The warnings at the conference echoed those of the Obama administration’s third U.S. National Climate Assessment, released May 6. The report also noted that the Northeastern U.S. has experienced more big storms in recent decades, and warned that “heat waves, coastal flooding and river flooding” pose risks to “public health, agriculture, transportation, communications, and energy systems …”

Because climate change is the result of human-caused emissions of greenhouse gasses like carbon dioxide, how bad things get depends partly on what we do now. While the pollution we’ve already emitted locks in a certain amount of climate change, noted Penn State’s Nassar, the extent of our emissions from here on will have a big effect on the climate starting around the middle of this century.

Should we not take steps to drastically reduce emissions, for instance, we’re likely to end up with a climate like northern Alabama’s, and summers where the temperature tops 90 degrees 65 days a year (compared to 10 days over 90 now). If we do take such emissions-reduction steps, says Nassar (citing 2008 projections by the Union of Concerned Scientists, we could be living in a northern-Kentucky-like climate, with maybe 30 days over 90.

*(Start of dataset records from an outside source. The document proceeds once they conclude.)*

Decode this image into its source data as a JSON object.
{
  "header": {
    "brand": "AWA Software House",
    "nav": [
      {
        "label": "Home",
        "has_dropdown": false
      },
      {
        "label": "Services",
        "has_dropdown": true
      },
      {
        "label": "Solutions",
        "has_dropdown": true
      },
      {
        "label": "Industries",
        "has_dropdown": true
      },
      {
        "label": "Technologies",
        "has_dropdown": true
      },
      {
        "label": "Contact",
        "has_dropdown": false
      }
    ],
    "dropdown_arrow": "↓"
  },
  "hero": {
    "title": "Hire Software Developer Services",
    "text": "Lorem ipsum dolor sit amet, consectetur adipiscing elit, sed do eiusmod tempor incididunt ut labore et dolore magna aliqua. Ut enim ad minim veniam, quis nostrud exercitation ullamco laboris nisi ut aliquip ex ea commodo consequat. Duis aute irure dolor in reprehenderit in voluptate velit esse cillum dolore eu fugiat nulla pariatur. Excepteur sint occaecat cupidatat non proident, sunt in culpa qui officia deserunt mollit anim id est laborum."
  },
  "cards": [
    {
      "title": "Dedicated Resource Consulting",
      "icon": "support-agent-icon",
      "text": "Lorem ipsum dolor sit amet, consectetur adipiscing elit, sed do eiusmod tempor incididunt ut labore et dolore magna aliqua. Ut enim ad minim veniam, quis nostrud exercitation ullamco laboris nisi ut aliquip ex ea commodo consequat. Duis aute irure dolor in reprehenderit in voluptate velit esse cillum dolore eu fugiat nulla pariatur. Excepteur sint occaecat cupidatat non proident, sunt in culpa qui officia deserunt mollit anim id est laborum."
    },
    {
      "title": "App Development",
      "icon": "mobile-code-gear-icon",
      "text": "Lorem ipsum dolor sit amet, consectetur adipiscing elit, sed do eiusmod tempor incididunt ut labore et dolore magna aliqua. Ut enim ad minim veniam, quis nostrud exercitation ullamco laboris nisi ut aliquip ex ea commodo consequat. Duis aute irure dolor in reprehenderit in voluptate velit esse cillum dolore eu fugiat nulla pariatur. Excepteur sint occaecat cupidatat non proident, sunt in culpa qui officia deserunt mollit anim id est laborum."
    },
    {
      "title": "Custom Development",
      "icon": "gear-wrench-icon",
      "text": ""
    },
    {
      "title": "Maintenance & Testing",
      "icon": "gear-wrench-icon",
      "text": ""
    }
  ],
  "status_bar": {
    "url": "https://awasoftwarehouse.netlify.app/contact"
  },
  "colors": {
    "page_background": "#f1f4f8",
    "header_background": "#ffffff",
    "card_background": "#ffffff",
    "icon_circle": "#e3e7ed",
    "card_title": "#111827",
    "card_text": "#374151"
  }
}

“We need to be more aggressive in our emissions reductions” and embracing renewable energy, Nassar said.

Tuesday’s conference — at which County Executive Rich Fitzgerald also briefly spoke — was organized principally by health-department board member Joylette Portlock. Portlock, a climate activist with a doctorate in genetics from Stanford University, said that with mounting evidence of climate change’s impacts, she believed the board needed to be proactive.

“We don’t want to stand by helplessly watching these things happen,” she tells CP. “Events like this one are starting to see the [benefits] of taking these climate models and applying them to the real world that we live in. … It gives us a way to have that conversation.”